We want to bring you up to date on what we know so far about Community Health Centers that were in the path of Hurricane Michael. Conditions on the ground in and around the disaster zone have made it challenging to get information about recovery from the storm, which five days ago cut a destructive and deadly swath through the Florida panhandle, Alabama, Georgia, South Carolina, North Carolina and Virginia. Florida bore the brunt of the storm and many of the worst hit communities still lack power and cell service.
Initial reports from the Florida Association of Community Health Centers, Inc. (FACHC) indicate that a couple of health centers sustained heavy damage from the storm and a dozen have minor damage but are not opened due to debris in the area or dangerous road conditions and restricted access in the community. One problem that has been identified and is being addressed is providers/staff with destroyed homes/apartments. Pancare Health Center, located in Panama City, reports that roughly 100 members of their staff and their families are homeless. Amazingly, many of those affected are still reporting to work. Health centers and their staff typically play dual roles as victims and responders to disasters.
Mobile units from other Community Health Centers have been promised to impacted health centers to help with care. Direct Relief has also swung into action and is on the ground with medical supplies and emergency health kits, which contain medical supplies to treat up to 100 people for 3 to 5 days. Emergency medical backpacks containing first aid supplies for first responders doing triage have also been dispatched to hurricane damaged areas. In a video dispatch from Mexico Beach, Direct Relief’s Emergency Response Director Andrew MacCalla described how the organization is readying a large shipment of solar arrays and battery back ups due to the fact that most of the area is without power.
We’ve also heard that Albany Area Primary Health Care, a health center located in rural Albany, GA, is facing a vaccine shortage as a result of the storm and is working with Direct Relief and Americares to replenish their supply.
And in North Carolina, where the recovery from last month’s hurricane is still underway, another storm was the last thing residents and health centers needed. The storm forced several health centers to close as they were still recovering from the floodwaters and damage from Florence, according to the North Carolina Community Health Center Association.

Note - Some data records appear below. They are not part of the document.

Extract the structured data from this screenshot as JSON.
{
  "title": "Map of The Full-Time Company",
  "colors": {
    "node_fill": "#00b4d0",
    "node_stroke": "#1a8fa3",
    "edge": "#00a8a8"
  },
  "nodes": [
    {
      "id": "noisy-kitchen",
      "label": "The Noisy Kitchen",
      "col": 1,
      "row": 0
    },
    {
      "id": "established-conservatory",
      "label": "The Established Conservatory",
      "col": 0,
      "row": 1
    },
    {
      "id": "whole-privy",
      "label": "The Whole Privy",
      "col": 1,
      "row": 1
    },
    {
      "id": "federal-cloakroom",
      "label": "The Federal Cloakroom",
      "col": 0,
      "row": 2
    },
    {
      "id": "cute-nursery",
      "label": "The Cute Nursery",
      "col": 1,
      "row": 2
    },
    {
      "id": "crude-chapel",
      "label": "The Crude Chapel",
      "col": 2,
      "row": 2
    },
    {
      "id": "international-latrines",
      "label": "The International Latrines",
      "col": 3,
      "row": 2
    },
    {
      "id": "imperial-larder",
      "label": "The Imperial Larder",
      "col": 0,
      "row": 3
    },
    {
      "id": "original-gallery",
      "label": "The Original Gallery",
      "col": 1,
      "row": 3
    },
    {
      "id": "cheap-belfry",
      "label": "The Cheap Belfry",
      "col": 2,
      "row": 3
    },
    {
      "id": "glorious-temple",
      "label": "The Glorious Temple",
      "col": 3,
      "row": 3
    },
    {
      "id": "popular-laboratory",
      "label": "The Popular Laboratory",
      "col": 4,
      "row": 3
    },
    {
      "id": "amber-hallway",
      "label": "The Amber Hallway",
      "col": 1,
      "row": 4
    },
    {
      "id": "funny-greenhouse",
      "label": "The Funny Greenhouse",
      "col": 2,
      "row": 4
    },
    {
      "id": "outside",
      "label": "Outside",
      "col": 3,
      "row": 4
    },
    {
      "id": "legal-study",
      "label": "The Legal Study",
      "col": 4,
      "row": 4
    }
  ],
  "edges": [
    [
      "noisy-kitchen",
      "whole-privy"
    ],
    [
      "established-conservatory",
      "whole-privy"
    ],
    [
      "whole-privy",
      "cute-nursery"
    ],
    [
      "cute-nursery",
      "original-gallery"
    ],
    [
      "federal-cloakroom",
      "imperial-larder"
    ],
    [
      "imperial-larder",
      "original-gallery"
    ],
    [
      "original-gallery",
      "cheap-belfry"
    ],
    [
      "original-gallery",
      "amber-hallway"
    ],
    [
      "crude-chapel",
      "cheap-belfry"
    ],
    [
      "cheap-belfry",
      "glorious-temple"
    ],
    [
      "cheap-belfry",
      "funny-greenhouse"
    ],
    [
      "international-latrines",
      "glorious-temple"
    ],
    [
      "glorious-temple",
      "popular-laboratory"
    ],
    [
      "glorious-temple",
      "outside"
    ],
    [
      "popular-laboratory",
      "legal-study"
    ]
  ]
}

We heard from one health center with sites located in the eastern part of the state:
“We have one practice location that remains out of operation due to Hurricane Florence. Many communities in our service area have been devastated and will remain in recovery months from now” said Pamela Tripp of CommWell Heath. “Some of the rural counties we serve such as Pender and Brunswick still have shelters who are now supporting the most vulnerable individuals and families – some are now homeless. CommWell Health has partnered with national and local organizations and churches to collect items to assist these families in the area. For us, the recent hurricane activity has underscored how our buildings need significant renovations and infrastructure support.”
We’ll keep you posted as more information comes in.